Clora nodded, her eyes filled with tears. “He left me because of it.”

“Why didn’t you tell Mr. Davis about me?” Oh, sweet heaven. He was no longer Mr. Davis.

Her mother looked like she’d just asked her if pigs flew, but her eyes sank to the floor. “How would that have been for you, Emmaline? The illegitimate child of a powerful man like Ethan Davis, livin’ in a town like this with a teenager like Dixie Davis was? She was horrible to you all your life, Emmaline. I never liked the idea of you two bein’ friends, and I like it even less now.”

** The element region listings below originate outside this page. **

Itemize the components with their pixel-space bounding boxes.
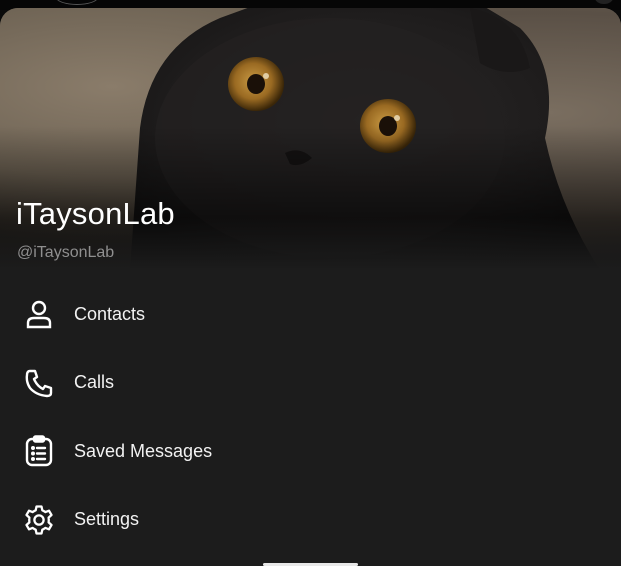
drawer-menu: Contacts Calls Saved Messages Settings	[0, 280, 621, 554]
menu-label-saved-messages: Saved Messages	[74, 440, 213, 461]
menu-item-saved-messages[interactable]: Saved Messages	[0, 417, 621, 486]
saved-messages-icon	[22, 434, 56, 468]
menu-item-calls[interactable]: Calls	[0, 349, 621, 418]
menu-label-contacts: Contacts	[74, 303, 146, 324]
menu-item-settings[interactable]: Settings	[0, 486, 621, 555]
person-icon	[22, 297, 56, 331]
menu-item-contacts[interactable]: Contacts	[0, 280, 621, 349]
profile-name: iTaysonLab	[16, 196, 175, 231]
phone-icon	[22, 366, 56, 400]
menu-label-settings: Settings	[74, 509, 140, 530]
camera-cutout	[56, 0, 98, 5]
screen: iTaysonLab @iTaysonLab Contacts Calls Sa…	[0, 0, 621, 566]
navigation-drawer: iTaysonLab @iTaysonLab Contacts Calls Sa…	[0, 8, 621, 566]
gear-icon	[22, 503, 56, 537]
profile-cover-photo[interactable]: iTaysonLab @iTaysonLab	[0, 8, 621, 270]
menu-label-calls: Calls	[74, 372, 115, 393]
profile-handle: @iTaysonLab	[17, 244, 115, 261]
status-indicator	[595, 0, 613, 4]
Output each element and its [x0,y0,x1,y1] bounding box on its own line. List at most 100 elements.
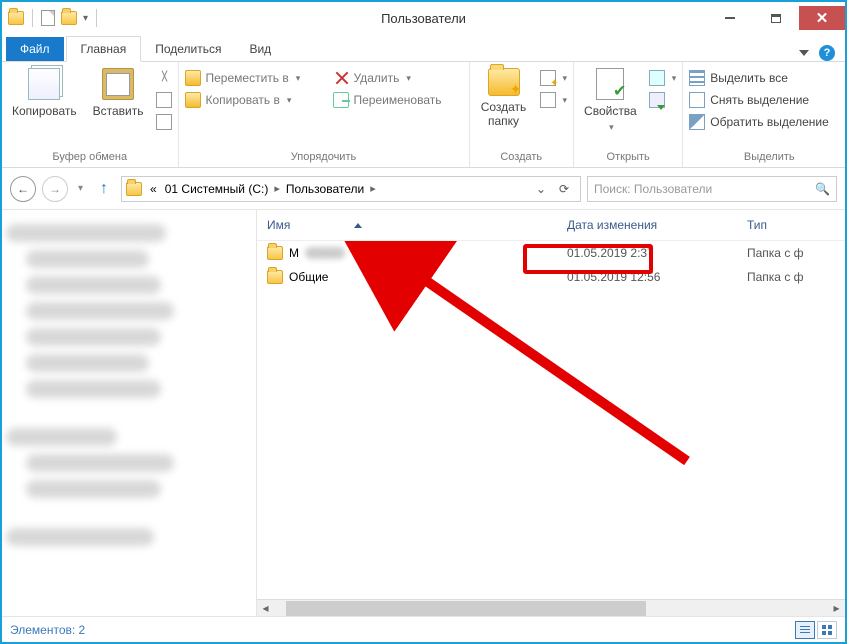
new-folder-label-1: Создать [481,100,527,114]
view-switcher [795,621,837,639]
up-button[interactable]: ↑ [93,177,115,201]
minimize-button[interactable] [707,6,753,30]
collapse-ribbon-icon[interactable] [799,50,809,56]
item-type: Папка с ф [737,270,845,284]
ribbon-tabs: Файл Главная Поделиться Вид ? [2,34,845,62]
breadcrumb-drive[interactable]: 01 Системный (C:) [161,182,273,196]
copy-to-icon [185,92,201,108]
close-button[interactable]: ✕ [799,6,845,30]
group-new: ✦ Создать папку ▾ ▾ Создать [470,62,575,167]
quick-access-toolbar: ▾ [2,9,105,27]
select-none-button[interactable]: Снять выделение [689,92,847,108]
list-item[interactable]: М 01.05.2019 2:37 Папка с ф [257,241,845,265]
delete-button[interactable]: Удалить ▾ [333,70,463,86]
horizontal-scrollbar[interactable]: ◂ ▸ [257,599,845,616]
tab-share[interactable]: Поделиться [141,37,235,61]
breadcrumb-prefix[interactable]: « [146,182,161,196]
qat-properties-icon[interactable] [41,10,55,26]
copy-button[interactable]: Копировать [8,66,81,120]
column-type[interactable]: Тип [737,218,845,232]
copy-to-button[interactable]: Копировать в ▾ [185,92,325,108]
maximize-button[interactable] [753,6,799,30]
breadcrumb-folder[interactable]: Пользователи [282,182,368,196]
copy-path-button[interactable] [156,92,172,108]
tree-item-blurred [6,224,166,242]
ribbon: Копировать Вставить Буфер обмена [2,62,845,168]
delete-icon [333,70,349,86]
item-type: Папка с ф [737,246,845,260]
paste-icon [102,68,134,100]
select-none-label: Снять выделение [710,93,809,107]
content-area: Имя Дата изменения Тип М 01.05.2019 2:37… [2,210,845,616]
new-folder-label-2: папку [488,114,519,128]
paste-button[interactable]: Вставить [89,66,148,120]
tree-item-blurred [26,250,149,268]
list-item[interactable]: Общие 01.05.2019 12:56 Папка с ф [257,265,845,289]
tab-file[interactable]: Файл [6,37,64,61]
group-select: Выделить все Снять выделение Обратить вы… [683,62,847,167]
history-dropdown-icon[interactable]: ▾ [74,183,87,194]
qat-newfolder-icon[interactable] [61,11,77,25]
qat-separator [32,9,33,27]
nav-bar: ← → ▾ ↑ « 01 Системный (C:) ▸ Пользовате… [2,168,845,210]
tab-home[interactable]: Главная [66,36,142,62]
new-folder-icon: ✦ [488,68,520,96]
tree-item-blurred [26,302,174,320]
cut-button[interactable] [156,70,172,86]
search-input[interactable]: Поиск: Пользователи 🔍 [587,176,837,202]
chevron-down-icon: ▾ [406,73,411,84]
breadcrumb-sep-icon[interactable]: ▸ [272,182,282,195]
history-button[interactable] [649,92,677,108]
back-button[interactable]: ← [10,176,36,202]
details-view-button[interactable] [795,621,815,639]
copy-path-icon [156,92,172,108]
rows-container: М 01.05.2019 2:37 Папка с ф Общие 01.05.… [257,241,845,599]
help-icon[interactable]: ? [819,45,835,61]
address-dropdown-icon[interactable]: ⌄ [530,182,552,196]
rename-button[interactable]: Переименовать [333,92,463,108]
paste-shortcut-button[interactable] [156,114,172,130]
navigation-tree[interactable] [2,210,257,616]
addr-folder-icon [126,182,142,196]
easy-access-icon [540,92,556,108]
chevron-down-icon: ▾ [563,95,568,106]
move-to-button[interactable]: Переместить в ▾ [185,70,325,86]
explorer-window: ▾ Пользователи ✕ Файл Главная Поделиться… [0,0,847,644]
address-bar[interactable]: « 01 Системный (C:) ▸ Пользователи ▸ ⌄ ⟳ [121,176,581,202]
open-button[interactable]: ▾ [649,70,677,86]
icons-view-icon [822,625,832,635]
item-name: Общие [289,270,328,284]
rename-label: Переименовать [354,93,442,107]
icons-view-button[interactable] [817,621,837,639]
refresh-button[interactable]: ⟳ [552,182,576,196]
scroll-thumb[interactable] [286,601,646,616]
properties-button[interactable]: Свойства ▾ [580,66,641,135]
column-name[interactable]: Имя [257,218,557,232]
group-organize-label: Упорядочить [185,149,463,167]
item-name: М [289,246,299,260]
scroll-left-icon[interactable]: ◂ [257,601,274,615]
search-icon: 🔍 [815,182,830,196]
group-clipboard: Копировать Вставить Буфер обмена [2,62,179,167]
sort-asc-icon [354,223,362,228]
column-date[interactable]: Дата изменения [557,218,737,232]
easy-access-button[interactable]: ▾ [540,92,568,108]
copy-to-label: Копировать в [206,93,280,107]
rename-icon [333,92,349,108]
maximize-icon [771,14,781,23]
new-item-button[interactable]: ▾ [540,70,568,86]
invert-selection-button[interactable]: Обратить выделение [689,114,847,130]
select-all-button[interactable]: Выделить все [689,70,847,86]
new-folder-button[interactable]: ✦ Создать папку [476,66,532,130]
tab-view[interactable]: Вид [235,37,285,61]
tree-item-blurred [6,428,117,446]
title-bar: ▾ Пользователи ✕ [2,2,845,34]
breadcrumb-sep-icon[interactable]: ▸ [368,182,378,195]
invert-selection-icon [689,114,705,130]
open-icon [649,70,665,86]
status-bar: Элементов: 2 [2,616,845,642]
copy-icon [28,68,60,100]
qat-dropdown-icon[interactable]: ▾ [83,13,88,24]
scroll-right-icon[interactable]: ▸ [828,601,845,615]
forward-button[interactable]: → [42,176,68,202]
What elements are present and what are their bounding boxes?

Everything clicked for Em then. She heard the pieces of it snap into place. All the lessons in decorum. All the anger. All the reminders of bitter retribution were because her mother was making up for her past mistakes. She was punishing herself for sinning, for doing one of the very things she preached was wrong.

It explained her mother’s aversion to Dixie.

As though it was Dixie’s fault she’d grown up with everything and Clora had struggled all her life to provide. “Don’t you mean half sisters, Mama? You leave Dixie alone! She surely had nothin’ to do with you beddin’ her father!”

Dixie... What would this do to Dixie? She’d been Daddy’s little girl, the apple of his eye. Looking back, she remembered seeing them together. He came to all of Dixie’s games when she was a cheerleader, and he’d adored her. She’d adored him.

How would she ever face Dixie again?





Twenty-One

In the aftermath of her mother’s confession, Em looked at Clora and felt nothing but empty, a wind tunnel of nothing. Not angry or even resentful, just empty. “You will never, ever breathe a word of this to Dixie—do you understand me, Mama? If you so much as speak her name with ill regard, I’ll never see you again, you hear? You keep your secrets close to your chest the way you have for well over thirty years, but you will not hurt my friend with your angry recriminations.”

In direct opposition to Em’s dry eyes and wooden words, Clora sobbed openly. “I’m sorry, Emmaline. I’m so sorry. I never wanted you to know. I never wanted you to pay for what I’d done.”